Like many Americans, I have a fascination with the Amish.
I’m intrigued by their life, and I respect their resilience in maintaining their identity in the face of massive societal pressure. They have survived for centuries. If large-scale cultural collapse is on the horizon (and I think it probably is; see here), Evangelicals should take lessons from the Amish about swimming against the cultural counter-currents.
However, what do the Amish say about salvation?
I picked up A Pocket Guide to Amish Life by Mindy Starns Clark which provides an overview of Amish customs and beliefs. Clark says the Amish believe,
Salvation comes through grace by faith (p. 18).
That’s a good start, but it’s not decisive. Every Christian denomination would agree with that statement, and many would find a way to reconcile it with works-salvation. However, Clark adds:
The Amish are not a cult, they do not try to earn grace by their lifestyle, and they do believe in salvation (p. 19).
I’m glad the Amish don’t try to earn grace through their works (i.e., their lifestyle). If you take those two statements together, it seems like the Amish believe that salvation is by grace, through faith, apart from works. If that’s true, I’m glad. I was under the impression the Amish believed in works-salvation.
However, there’s a wrinkle in that claim. Clark adds that the Amish reject assurance of salvation:
Feeling that it would be prideful to claim an assurance of that salvation, however, most Amish districts prefer that their members maintain what they call a “living hope” or a “continued effort” on the topic, trusting the ultimate fate of their soul to God’s providence rather than claiming it with certainty (p. 19).
Later, Clark repeats the point:
Myth: The Amish think they are the only ones who are going to heaven.
Fact: Despite their strong faith and regulated lifestyle, most Amish do not claim an assurance of heaven even for themselves, much less for anyone else. Instead, they live in the Christian hope that they will go to heaven but believe it would be prideful or presumptuous to know for sure.
How can someone believe in salvation by grace apart from works and yet deny assurance?
Notice that Clark distinguishes between having assurance and having hope. That is exactly right. Being merely hopeful about your salvation is not the same as being assured of your salvation.
Isn’t it sad that the Amish are actively taught not to have assurance and to be merely hopeful about going to heaven when they die?

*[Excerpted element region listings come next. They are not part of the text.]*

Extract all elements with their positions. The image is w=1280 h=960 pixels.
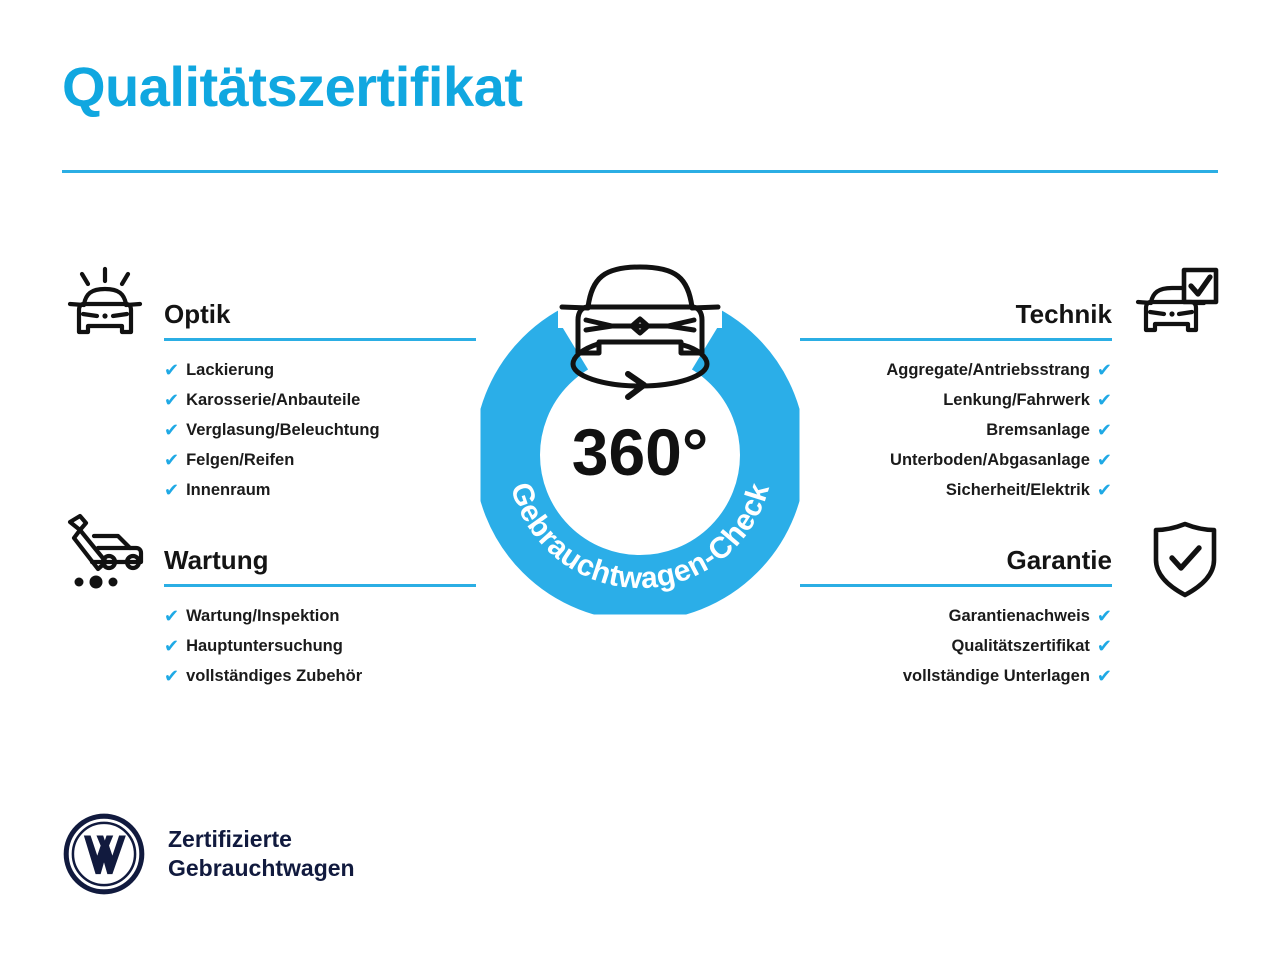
check-icon: ✔: [164, 391, 179, 409]
section-list: Garantienachweis✔ Qualitätszertifikat✔ v…: [800, 601, 1112, 691]
list-item: Garantienachweis✔: [800, 601, 1112, 631]
list-item-label: Unterboden/Abgasanlage: [890, 445, 1090, 475]
section-heading: Technik: [800, 300, 1112, 329]
list-item-label: vollständige Unterlagen: [903, 661, 1090, 691]
section-divider: [800, 584, 1112, 587]
list-item-label: Karosserie/Anbauteile: [186, 385, 360, 415]
check-icon: ✔: [164, 421, 179, 439]
list-item-label: Wartung/Inspektion: [186, 601, 339, 631]
page-title: Qualitätszertifikat: [62, 58, 522, 117]
section-list: ✔Wartung/Inspektion ✔Hauptuntersuchung ✔…: [164, 601, 476, 691]
list-item: ✔Wartung/Inspektion: [164, 601, 476, 631]
section-optik: Optik ✔Lackierung ✔Karosserie/Anbauteile…: [164, 300, 476, 505]
check-icon: ✔: [164, 481, 179, 499]
check-icon: ✔: [1097, 361, 1112, 379]
car-checkbox-icon: [1134, 262, 1220, 348]
check-icon: ✔: [1097, 451, 1112, 469]
wrench-car-icon: [62, 510, 148, 596]
section-list: ✔Lackierung ✔Karosserie/Anbauteile ✔Verg…: [164, 355, 476, 505]
check-icon: ✔: [1097, 391, 1112, 409]
list-item: ✔Verglasung/Beleuchtung: [164, 415, 476, 445]
badge-value: 360°: [572, 415, 709, 489]
list-item-label: Bremsanlage: [986, 415, 1090, 445]
header-divider: [62, 170, 1218, 173]
list-item-label: Hauptuntersuchung: [186, 631, 343, 661]
section-heading: Wartung: [164, 546, 476, 575]
volkswagen-logo: [62, 812, 146, 896]
section-divider: [164, 584, 476, 587]
check-icon: ✔: [164, 607, 179, 625]
check-icon: ✔: [164, 361, 179, 379]
list-item-label: Lackierung: [186, 355, 274, 385]
list-item-label: Sicherheit/Elektrik: [946, 475, 1090, 505]
footer-logo-block: Zertifizierte Gebrauchtwagen: [62, 812, 355, 896]
list-item-label: Garantienachweis: [949, 601, 1090, 631]
list-item-label: Aggregate/Antriebsstrang: [886, 355, 1090, 385]
check-icon: ✔: [164, 637, 179, 655]
section-heading: Optik: [164, 300, 476, 329]
section-wartung: Wartung ✔Wartung/Inspektion ✔Hauptunters…: [164, 546, 476, 691]
list-item: Aggregate/Antriebsstrang✔: [800, 355, 1112, 385]
list-item: ✔Karosserie/Anbauteile: [164, 385, 476, 415]
list-item-label: Felgen/Reifen: [186, 445, 294, 475]
check-icon: ✔: [1097, 481, 1112, 499]
car-front-rotate-icon: [562, 267, 718, 397]
list-item-label: vollständiges Zubehör: [186, 661, 362, 691]
check-icon: ✔: [1097, 421, 1112, 439]
section-list: Aggregate/Antriebsstrang✔ Lenkung/Fahrwe…: [800, 355, 1112, 505]
list-item-label: Innenraum: [186, 475, 270, 505]
section-garantie: Garantie Garantienachweis✔ Qualitätszert…: [800, 546, 1112, 691]
list-item: Lenkung/Fahrwerk✔: [800, 385, 1112, 415]
list-item: ✔vollständiges Zubehör: [164, 661, 476, 691]
section-technik: Technik Aggregate/Antriebsstrang✔ Lenkun…: [800, 300, 1112, 505]
list-item: ✔Lackierung: [164, 355, 476, 385]
list-item: vollständige Unterlagen✔: [800, 661, 1112, 691]
list-item-label: Qualitätszertifikat: [951, 631, 1089, 661]
section-divider: [164, 338, 476, 341]
list-item: ✔Innenraum: [164, 475, 476, 505]
check-icon: ✔: [1097, 667, 1112, 685]
check-icon: ✔: [164, 451, 179, 469]
shield-check-icon: [1142, 516, 1228, 602]
footer-line-2: Gebrauchtwagen: [168, 854, 355, 883]
list-item: ✔Felgen/Reifen: [164, 445, 476, 475]
section-heading: Garantie: [800, 546, 1112, 575]
footer-line-1: Zertifizierte: [168, 825, 355, 854]
list-item: ✔Hauptuntersuchung: [164, 631, 476, 661]
list-item-label: Lenkung/Fahrwerk: [943, 385, 1090, 415]
check-icon: ✔: [1097, 637, 1112, 655]
section-divider: [800, 338, 1112, 341]
list-item: Qualitätszertifikat✔: [800, 631, 1112, 661]
list-item: Unterboden/Abgasanlage✔: [800, 445, 1112, 475]
car-shine-icon: [62, 264, 148, 350]
gebrauchtwagen-check-badge: Gebrauchtwagen-Check 360°: [462, 250, 818, 626]
check-icon: ✔: [1097, 607, 1112, 625]
check-icon: ✔: [164, 667, 179, 685]
list-item: Sicherheit/Elektrik✔: [800, 475, 1112, 505]
list-item: Bremsanlage✔: [800, 415, 1112, 445]
list-item-label: Verglasung/Beleuchtung: [186, 415, 379, 445]
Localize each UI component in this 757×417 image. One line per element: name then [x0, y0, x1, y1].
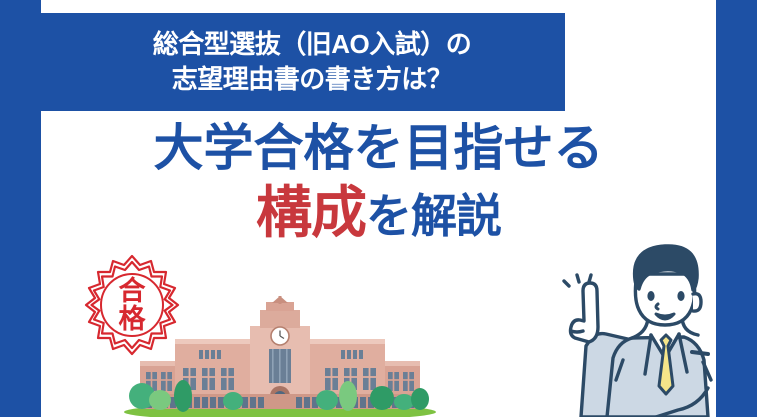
headline-keyword: 構成: [256, 181, 366, 244]
headline-suffix: を解説: [366, 190, 501, 242]
university-illustration: [120, 296, 440, 417]
headline: 大学合格を目指せる 構成を解説: [41, 120, 716, 245]
pointing-man-illustration: [553, 228, 748, 417]
pointing-man-icon: [553, 228, 748, 417]
university-building-icon: [120, 296, 440, 417]
headline-line-1: 大学合格を目指せる: [41, 120, 716, 176]
header-band: 総合型選抜（旧AO入試）の 志望理由書の書き方は？: [41, 13, 565, 111]
header-line-2: 志望理由書の書き方は？: [172, 62, 453, 97]
left-blue-bar: [0, 0, 41, 417]
banner-root: 総合型選抜（旧AO入試）の 志望理由書の書き方は？ 大学合格を目指せる 構成を解…: [0, 0, 757, 417]
header-line-1: 総合型選抜（旧AO入試）の: [153, 27, 472, 62]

The Free Grace position holds that assurance is of the essence of saving faith. In other words, believing Jesus’ promise of everlasting life—as opposed to disbelieving or doubting it—logically entails being assured of your salvation. How?
Think of assurance in terms of a simple syllogism:
P1: Everyone who believes in Him will not perish but has eternal life.
P2: I believe in Jesus.
C: Therefore, I have everlasting life.
Jesus’ promise is conditional. If a person believes in Him, then something becomes true of the believer, i.e., he “has” everlasting life. So if you believe, what do you get? Everlasting life. You cannot believe that the promise is true without also believing that Jesus gives you everlasting life, because that is what the promise is about. Hence, assurance is of the essence of saving faith.
Any Amish person who reads John 3:16 and believes it will know that Jesus has given them everlasting life. So how can their leadership encourage people to doubt their salvation without teaching them to disbelieve Jesus’ promise?
Clark gives a hint when she says the leadership “prefer that their members maintain what they call…a ‘continued effort’ on the topic.”
What does it mean to have “continued effort”? Works? If so, the Amish are put in the impossible position of having to believe contradictory things, namely, 1) they cannot earn grace by their lifestyle, and yet 2) their salvation depends on “continued effort.”
So which is it? Is salvation by grace or by continued effort? It can’t be by both.
In John 3:16, Jesus did not promise that whoever puts in continued effort shall not perish but have everlasting life. That is changing the gospel.
While I appreciate the Amish leadership’s opposition to pride, they’re wrong to use that as an objection against having assurance. Pride is a problem—for works-salvation. One of Paul’s arguments against salvation by works is that it can lead to pride, i.e., “lest anyone should boast” (Eph 2:9). But Paul does not raise that as an issue in by-grace-through-faith salvation. Is it prideful to believe that Jesus keeps His promises? Is it prideful to think that Jesus does all the work of salvation and we simply believe in Him for that?
No!
Since salvation by grace has nothing to do with your worthiness, cleverness, or goodness, and everything to do with His great mercy, love, and sacrificial death, there is no place for pride in yourself, as if salvation was your accomplishment. If pride is involved at all, it is in what the Lord Jesus Christ has done for the believer. As Paul says, “Let the one who boasts boast in the Lord” (1 Cor 1:31b).
One last thought—and a hopeful one! If the Amish leadership must actively teach their people to lack assurance, doesn’t that imply that many of them naturally have it? I wonder how many Amish have read Jesus’ promises of salvation, believed Him, and therefore have everlasting life, only to be told to doubt their assurance later on?
The Amish are very good at resisting calls to compromise their way of life. I hope they’re just as good at resisting calls to compromise their assurance.